Each year, more than 80,000 children globally die from a danger that gets little public attention and is not taken seriously enough by governments: drowning. Over 2.5 million people worldwide have drowned over the past decade, and the World Health Organization reports that drowning is one of the top ten causes of death for people under 25 in every region of the world. These deaths are especially unacceptable because they can be prevented with relatively simple measures.
The problem is particularly severe in low- and middle-income countries, which account for roughly 90% of all drowning deaths. But even in the United States, some 850 children every year drown in swimming pools, ponds, lakes, rivers, and oceans. With the exception of birth defects, drowning is the leading cause of death among young children in the US.
Until now, the US, like many countries, has never treated this issue like the serious public-health challenge that it is. Thankfully, there are signs that this is beginning to change. A spending bill currently moving through the US Congress would allow the US Centers for Disease Control and Prevention to distribute much-needed drowning-prevention funding to state public-health agencies. It is to be hoped that this legislation will pass.
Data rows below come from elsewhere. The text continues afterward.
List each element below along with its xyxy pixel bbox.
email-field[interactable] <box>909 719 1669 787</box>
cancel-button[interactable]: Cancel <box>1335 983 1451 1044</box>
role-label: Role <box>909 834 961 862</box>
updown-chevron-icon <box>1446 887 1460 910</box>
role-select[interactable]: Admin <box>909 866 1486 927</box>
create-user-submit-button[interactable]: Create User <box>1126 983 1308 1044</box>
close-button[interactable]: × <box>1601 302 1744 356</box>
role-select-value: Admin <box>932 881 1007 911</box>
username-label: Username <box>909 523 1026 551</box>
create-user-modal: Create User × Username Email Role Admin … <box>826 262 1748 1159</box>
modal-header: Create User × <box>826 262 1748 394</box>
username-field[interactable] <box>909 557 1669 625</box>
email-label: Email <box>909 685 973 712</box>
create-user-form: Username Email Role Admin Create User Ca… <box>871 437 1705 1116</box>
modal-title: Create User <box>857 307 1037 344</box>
Meanwhile, the global community took a big step forward in April, when the United Nations General Assembly adopted its first-ever resolution on drowning prevention. This was important, because it recognized drowning as a public-health crisis and created a roadmap that all UN member states can follow in order to save hundreds of thousands of lives per year. The resolution also established an annual World Drowning Prevention Day on July 25 to increase awareness of this critical issue.
Bloomberg Philanthropies has been working for nearly a decade to prevent drowning in low- and middle-income countries. Our efforts have reinforced what works: community daycare for young children and survival swim instruction for those aged 6-15.
In Bangladesh, where 80% of drowning deaths of children under five occur within 20 meters of their homes, it was clear that the underlying cause was lack of supervision. So, in 2012, we began a study to understand the effectiveness of community daycare in preventing drowning among children aged four and under. The results showed an 88% reduction in drowning risk among those children attending daycare.
Following that success, the Bangladeshi government is now considering funding a national drowning-prevention strategy. This will include the continued funding of 2,500 daycare centers, plus the establishment of an additional 5,500 facilities – supporting 200,000 children aged 1-4 – and the provision of survival swim instruction for 360,000 children aged 6-10.
These encouraging results in Bangladesh have led us to expand our work to more countries. In Vietnam, for example, we have partnered with the government to provide survival swim lessons for children aged 6-15. In Sub-Saharan Africa, we are collecting comprehensive data to better understand and prevent drowning deaths – starting in Uganda, where fishing is central to many communities for subsistence and income, and where 80% of drowning deaths in lakeside districts involve young men in boats. We are now working with local partners there to design a program to reduce dramatically – and, we hope, eliminate – such deaths.
I’m also glad to say that the WHO recently released a new technical guideline highlighting the effectiveness of the drowning-prevention strategies we are supporting, including community daycare and survival swim instruction. With luck, this will spur more governments to fund similar programs in their countries.
Drowning is a global epidemic. And while the root causes may differ along geographic and demographic lines, the deaths are all preventable, because the necessary solutions are relatively simple and straightforward. All that it takes is the political will to implement them.